The submission of returns by individual taxpayers, businesspeople and business entities through online has been described by the government as its shift towards electronic tax administration to reduce human interface.


To the same objective, the government will prepare the e-payment framework to enhance the revenue collection by the National Board of Revenue responsible for generating around 88 per cent of the annual government income.

The national revenue board will, however, make the framework effective in FY27, starting with large corporations and individual taxpayers managed by its Large Taxpayer Unit. 

The government has agreed to implement the time-bound plans under the current loan programme to enhance the tax-GDP ratio regarded one of the lowest in the world.

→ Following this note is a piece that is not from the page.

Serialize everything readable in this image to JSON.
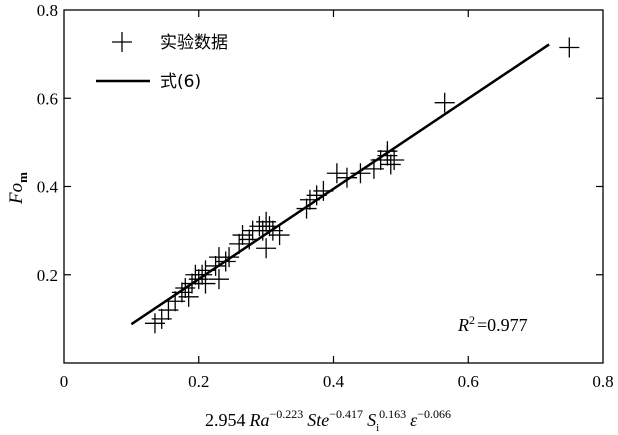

The international lender made the government’s stances regarding revenue generation public in its second review of the loan programme released in the past month.

The multilateral lender has already disbursed $2.3 billion under the loan programme since FY23 in the wake of foreign currency shortages putting pressure on the country’s balance of payment.

The Washington-based lender is scheduled to release the remaining $2.4 billion in four tranches by May 2026.

The government told the lender that it would approve a development project proposal, which would include e-return and e-payment framework, by end of the current FY25 for digital transformation of the entire income tax administration.

Low revenue collection has long been nagging the country’s capacity for investment in infrastructure and human resources to enhance sustainable economic development. 

To address this, various reform measures were initiated and implemented in the last few decades, according to the Medium-term Macroeconomic Policy Statement from 2024–25 to 2026–27, issued by the Finance Division in June 2024.

It, however, appeared that further initiatives were required to improve the tax-GDP ratio, noted the policy statement.

The government was implementing various reform measures to improve revenue collection and raise the tax-GDP ratio to 10.0 per cent in the medium term, added the policy statement.

In February 2023, the International Monetary Fund, while approving the current loan programme, said that Bangladesh’s tax-to-GDP ratio was one of the lowest in the world, constraining critical spending.

Extensive exemptions, complicated tax codes, and weaknesses in revenue administration resulted in low tax productivity across all major taxes, added the lender.

It further said that the current loan programme envisaged tax revenue mobilisation efforts of additional 0.5 per cent of GDP annually in FY24 and FY25 and 0.7 per cent of GDP in FY26, contributing to higher social spending and public investment.